Dieser definiert Kultur als ein ausdifferenziertes Teilsystem der modernen Gesellschaft, dass sich auf intellektuelle und ästhetische Weltdeutungen spezialisiert und von der Massenkultur abgrenzbar scheint. Mit dieser Option soll Kultur aus diesem Teilsystem heraus nach außen, bzw. in die Massenkultur wirken und zwar kritisierend, konstruktiv und mit Vorbildfunktion.

„Erst dem Tun entspringt das Sein. Tun ist gestalten, formen, bilden“. Ein Zitat des Kulturphilosophen Ernst Cassirer.

Wenn das Tun aber sinnentleert ist und zu affektiver Verrohung und Verdummung führt – welche Gestalt formt es dann und was bildet es heraus?

Subkultur/ Massenkultur versus Kultur?

Hier befinden wir uns zwischen einem entmutigenden und quälend engem Kulturbegriff, den jede der „kulturellen“ Gruppen für sich vehement verteidigt, besonders deshalb, weil die Identitätsbildung einer Gruppe stark mit der in ihr lebendigen und gelebten Kultur verbunden ist.

Die Fülle von Subkulturen schafft Massenkultur und diese bewegt sich zwischen Anthropologie und dem ästhetischen Verständnis von Kultur.

Wenn Kultur alles bedeuten soll, was von Menschen gemacht ist und nicht von Natur aus gegeben ist, dann gehören die Medienkultur, die Gummibärchenherstellung, die Zigarettenindustrie, die Schnapsbrennerei, der Hühnerstall, Bushido und Bohlen dazu.

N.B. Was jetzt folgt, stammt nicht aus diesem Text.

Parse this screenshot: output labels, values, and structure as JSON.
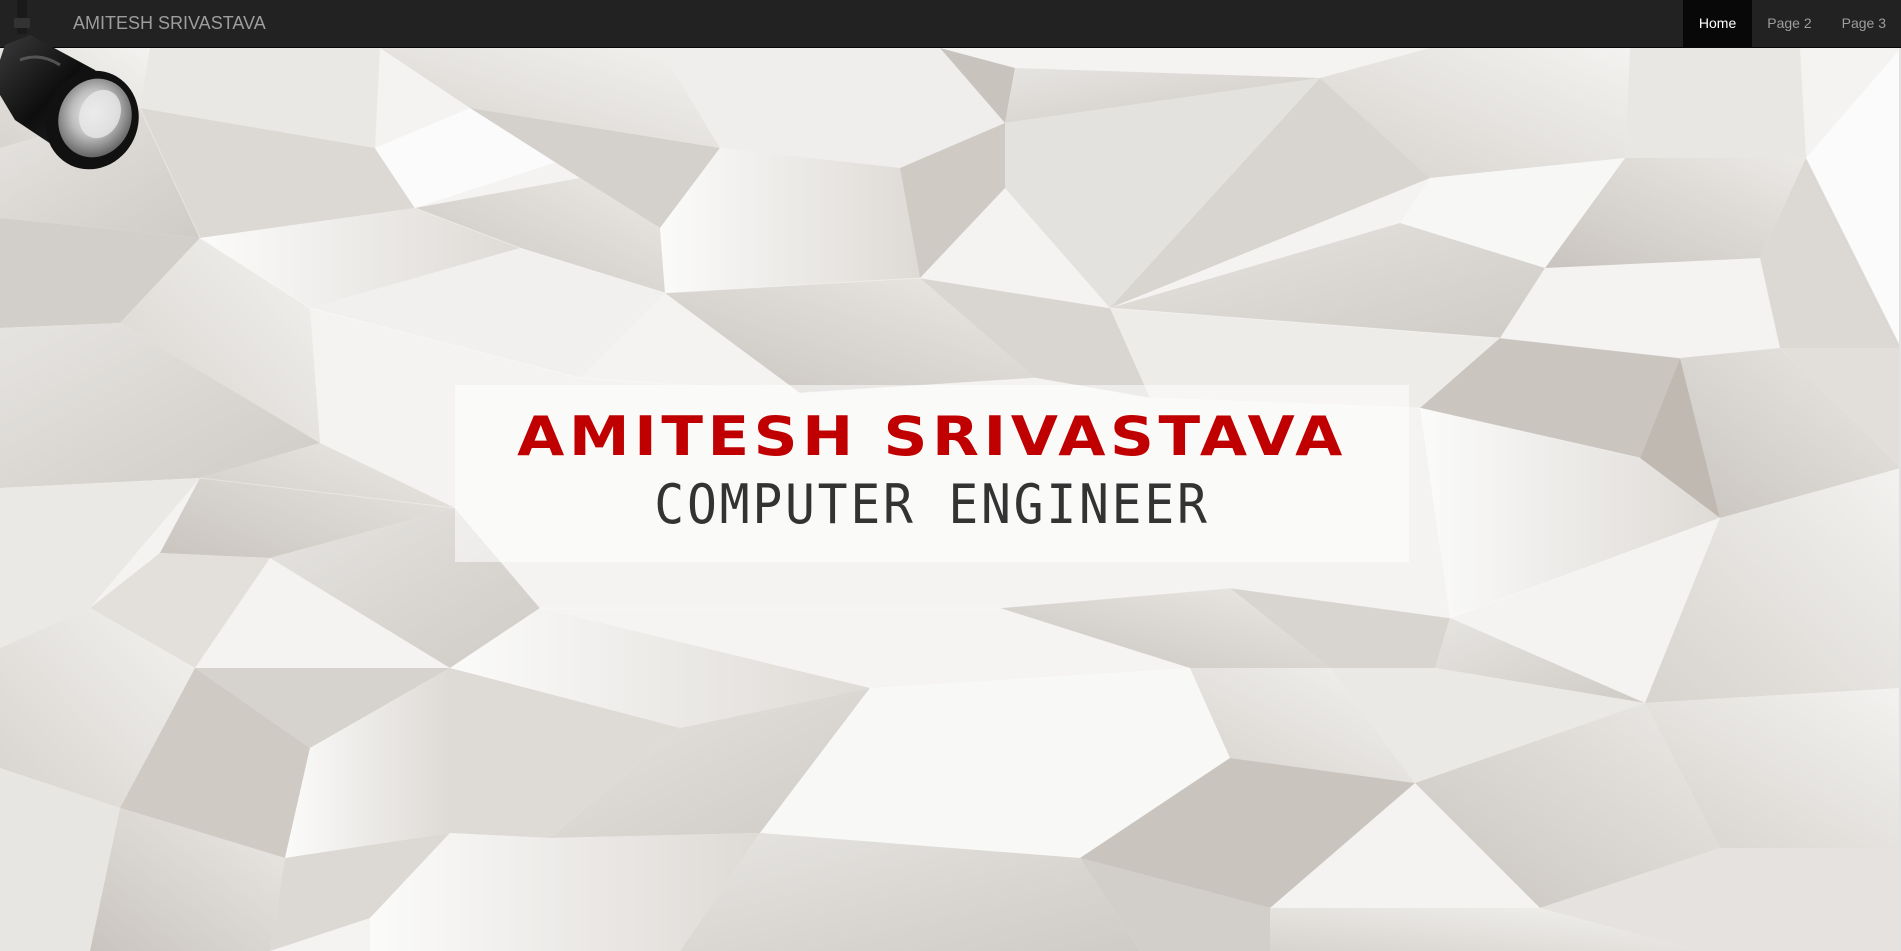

Die Massenkultur weicht die Ästhetik eines sinnhaften Kulturbegriffs auf. Ist die Idee der Kultur damit heute in der Krise? Oder gegen Kultur und Krise seit jeher Hand in Hand? Nie zuvor war Kultur weniger ein geistiger Begriff als im Zeitalter der Medien und der Reizüberflutung. Kulturkritiker sprechen vom Phänomen der Reizkultur. Kultur ist ein Schlagwort für alles und jedes. Ein Begriff den sich jedermann gefügig machen kann, weil er nicht geschützt ist und aufgrund seiner anthropologischen Definition unendlich ausweitbar.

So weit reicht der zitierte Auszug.